This document describes the Python realization of the CodeAct design in
docs/decisions/0024-codeact-integration.md.
This document is intentionally focused on the Python design and public API surface.
The initial public Python type described here is HyperlightCodeActProvider. Future Python backends, such as Monty, should follow the same conceptual model with their own concrete provider types rather than through a public abstract base class or a public executor parameter.
Goals:
- Python developers can enable CodeAct through a
ContextProvider-based integration. - Developers can configure a provider-owned CodeAct tool set that is separate from the agent's direct
tools=surface. - Developers can use the same
execute_codeconcept for both tool-enabled CodeAct and a standard code interpreter tool implementation. - Developers can swap execution backends over time, starting with Hyperlight while keeping room for alternatives such as Pydantic's Monty.
- Developers can configure execution capabilities such as workspace mounts and outbound network allow lists in a portable way.
Success Metric:
- Python samples exist for both a tool-enabled CodeAct mode and a standard interpreter mode.
Implementation-free outcome:
- A Python developer can attach a backend-specific CodeAct provider, choose which tools are available inside CodeAct, and configure execution capabilities without rewriting the function invocation loop.
- Today, the easiest way to prototype CodeAct is to infer or reshape the agent's direct tool surface, which is fragile and hard to reason about.

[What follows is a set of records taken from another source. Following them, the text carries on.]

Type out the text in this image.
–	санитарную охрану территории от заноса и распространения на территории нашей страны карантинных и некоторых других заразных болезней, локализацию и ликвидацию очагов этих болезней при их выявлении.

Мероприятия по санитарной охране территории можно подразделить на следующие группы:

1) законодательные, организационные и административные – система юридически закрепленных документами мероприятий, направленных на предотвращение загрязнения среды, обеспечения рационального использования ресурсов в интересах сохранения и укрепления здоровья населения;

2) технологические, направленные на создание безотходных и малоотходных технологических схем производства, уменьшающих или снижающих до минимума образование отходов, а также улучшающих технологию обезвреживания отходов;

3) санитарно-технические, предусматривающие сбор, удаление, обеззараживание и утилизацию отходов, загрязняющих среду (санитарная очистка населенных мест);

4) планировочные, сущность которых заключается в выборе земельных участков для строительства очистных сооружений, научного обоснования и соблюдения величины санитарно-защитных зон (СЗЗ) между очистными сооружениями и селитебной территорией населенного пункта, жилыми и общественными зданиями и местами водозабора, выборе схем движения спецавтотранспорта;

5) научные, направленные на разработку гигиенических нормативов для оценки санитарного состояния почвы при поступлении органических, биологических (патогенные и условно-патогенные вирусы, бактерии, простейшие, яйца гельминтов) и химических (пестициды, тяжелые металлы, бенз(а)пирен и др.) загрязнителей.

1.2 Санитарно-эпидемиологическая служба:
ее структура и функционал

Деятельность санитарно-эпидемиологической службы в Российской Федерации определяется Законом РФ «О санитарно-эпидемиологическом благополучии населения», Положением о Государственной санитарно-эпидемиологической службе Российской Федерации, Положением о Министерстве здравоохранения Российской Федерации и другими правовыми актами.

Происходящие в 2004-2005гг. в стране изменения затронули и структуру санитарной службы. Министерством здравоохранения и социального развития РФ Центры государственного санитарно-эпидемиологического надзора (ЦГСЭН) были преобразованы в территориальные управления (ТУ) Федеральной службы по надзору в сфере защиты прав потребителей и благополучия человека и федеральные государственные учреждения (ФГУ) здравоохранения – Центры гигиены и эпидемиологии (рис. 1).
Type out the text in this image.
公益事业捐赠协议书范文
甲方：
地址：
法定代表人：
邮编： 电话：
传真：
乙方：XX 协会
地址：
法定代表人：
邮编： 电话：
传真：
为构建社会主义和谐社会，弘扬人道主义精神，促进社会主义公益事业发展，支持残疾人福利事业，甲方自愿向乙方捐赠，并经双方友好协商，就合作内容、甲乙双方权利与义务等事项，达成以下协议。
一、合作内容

- In Python, inferring a CodeAct tool surface from generic agent tool configuration is fragile and hard to reason about.
- There is no first-class Python design that simultaneously covers Hyperlight-backed CodeAct now, future backend-specific providers such as Monty, and both tool-enabled and interpreter modes.
- Sandbox capabilities such as mounted file access and outbound network access need a portable configuration model instead of ad hoc backend-specific wiring.
- Approval behavior needs to be explicit and configurable, especially when CodeAct and direct tool calling may both be available.
- CodeAct is the primary term.
- Code mode, codemode, and programmatic tool calling refer to the same concept in this document.
execute_codeis the model-facing tool name used by the initial Python providers in this spec.
A concrete Python CodeAct provider owns the set of tools available through call_tool(...) inside CodeAct.
Rules:
- Only tools explicitly configured on the concrete provider instance are available inside CodeAct.
- The provider must not infer its CodeAct-managed tool set from the agent's direct
tools=configuration. - Exclusive versus mixed behavior is achieved by where tools are configured, not by rewriting the agent's direct tool list.
Implications:
- CodeAct-only tool: configured on the concrete CodeAct provider only.
- Direct-only tool: configured on the agent only.
- Tool available both ways: configured on both the agent and the concrete CodeAct provider.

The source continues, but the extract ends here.